Una colecistectomía se puede usar para tratar algunos casos de:

  1. Cáncer de vesícula biliar.
  2. Colelitiasis (cálculos biliares dentro de la vesícula biliar).
  3. Coledocolitiasis (cálculos biliares dentro del conducto biliar).
  4. Colecistitis (inflamación de la vesícula biliar).
  5. Pancreatitis (inflamación del páncreas).

 

  • Colecistectomía simple

La colecistectomía simple se realiza para extirpar la vesícula biliar, especialmente si el paciente sufre de una afección de cálculos biliares. Se realiza principalmente con cirugía mínimamente invasiva y, a veces, puede requerir la técnica de cirugía abierta.

El procedimiento se puede realizar abierto o laparoscópicamente:

  1. Colecistectomía abierta: La vesícula biliar se extirpa mediante una incisión abdominal grande (aproximadamente 6 pulgadas) (corte). Cuando se conoce o se sospecha de cáncer, esta no es la técnica ideal. En estos casos, la mayoría de los pacientes tendrán una colecistectomía prolongada.
  2. Colecistectomía laparoscópica: En el abdomen, se hacen varias incisiones pequeñas (cortes). La vesícula biliar se extirpa mediante un laparoscopio (tubo iluminado) insertado a través de las incisiones. Cuando se conoce o se sospecha cáncer de vesícula biliar, este procedimiento no se emplea.

Ver para más información: Cálculos biliares – definición

 

  • Colecistectomía prolongada

Este es un procedimiento para tratar el cáncer de la vesícula biliar. La vesícula biliar generalmente está conectada al hígado y, a veces, las células cancerosas pueden invadir el hígado y diseminarse hacia la vesícula biliar. En tales situaciones, se recomienda una colecistectomía prolongada sobre una colecistectomía simple para evitar dejar atrás las células cancerosas después del procedimiento.

En general, la colecistectomía prolongada implica la extirpación de una pequeña sección del hígado conectada a la vesícula biliar. Esto es para eliminar todas las células cancerosas y evitar que se propaguen y multipliquen aún más.

 

Complicaciones de la cirugía hepatobiliar y pancreática

Cualquier cirugía conlleva diversos riesgos y complicaciones, que van desde leves hasta crónicos y problemas potencialmente mortales. Esto, sin embargo, depende del área quirúrgica, la gravedad de la afección y los órganos, vasos sanguíneos y nervios asociados.

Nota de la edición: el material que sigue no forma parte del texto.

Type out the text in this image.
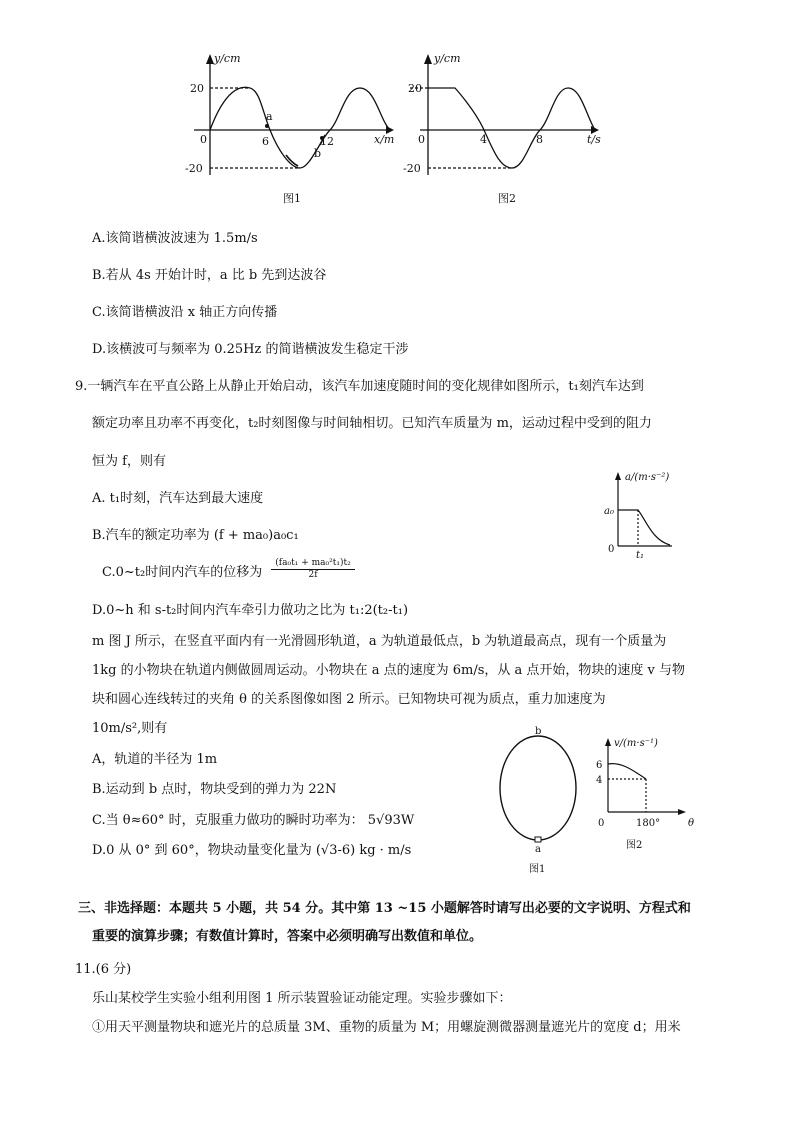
y/cm
20
-20
0	6	12
a
b
x/m
图1
y/cm
20
-20
0	4	8	t/s
图2
A.该简谐横波波速为 1.5m/s
B.若从 4s 开始计时，a 比 b 先到达波谷
C.该简谐横波沿 x 轴正方向传播
D.该横波可与频率为 0.25Hz 的简谐横波发生稳定干涉
9.一辆汽车在平直公路上从静止开始启动，该汽车加速度随时间的变化规律如图所示，t₁刻汽车达到
额定功率且功率不再变化，t₂时刻图像与时间轴相切。已知汽车质量为 m，运动过程中受到的阻力
恒为 f，则有
A. t₁时刻，汽车达到最大速度
B.汽车的额定功率为 (f + ma₀)a₀c₁
C.0~t₂时间内汽车的位移为 $\frac{\text{(fa₀t₁ + ma₀²t₁)t₂}}{2f}$
D.0~h 和 s-t₂时间内汽车牵引力做功之比为 t₁:2(t₂-t₁)
a/(m·s⁻²)
a₀
0
t₁
m 图 J 所示，在竖直平面内有一光滑圆形轨道，a 为轨道最低点，b 为轨道最高点，现有一个质量为
1kg 的小物块在轨道内侧做圆周运动。小物块在 a 点的速度为 6m/s，从 a 点开始，物块的速度 v 与物
块和圆心连线转过的夹角 θ 的关系图像如图 2 所示。已知物块可视为质点，重力加速度为
10m/s²,则有
A，轨道的半径为 1m
B.运动到 b 点时，物块受到的弹力为 22N
C.当 θ≈60° 时，克服重力做功的瞬时功率为： 5√93W
D.0 从 0° 到 60°，物块动量变化量为 (√3-6) kg · m/s
b
a
图1
v/(m·s⁻¹)
6
4
0	180°	θ
图2
三、非选择题：本题共 5 小题，共 54 分。其中第 13 ~15 小题解答时请写出必要的文字说明、方程式和
重要的演算步骤；有数值计算时，答案中必须明确写出数值和单位。
11.(6 分)
乐山某校学生实验小组利用图 1 所示装置验证动能定理。实验步骤如下：
①用天平测量物块和遮光片的总质量 3M、重物的质量为 M；用螺旋测微器测量遮光片的宽度 d；用米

En general, estos son los riesgos comunes que pueden surgir después de la cirugía;

  • Infección dentro del vientre o en la parte de la incisión
  • Sangrado, especialmente en las secciones quirúrgicas
  • Fuga en la región conectada del conducto biliar o el páncreas
  • Dificultades y retrasos en el vaciado del estómago, lo que dificulta la alimentación
  • Diabetes temporal o permanente
  • Reacciones a la anestesia

 

Conclusión

La cirugía hepatobiliar y pancreática es un procedimiento quirúrgico moderno que la mayoría de los especialistas médicos recomiendan. Ayuda a tratar y reparar una amplia gama de afecciones que afectan el hígado, la vesícula biliar, los conductos biliares y el páncreas.

Hoy en día, con la mejora de las habilidades quirúrgicas y las nuevas tecnologías disponibles, la cirugía mayor HPB puede considerarse segura y factible incluso en pacientes ancianos cuidadosamente seleccionados.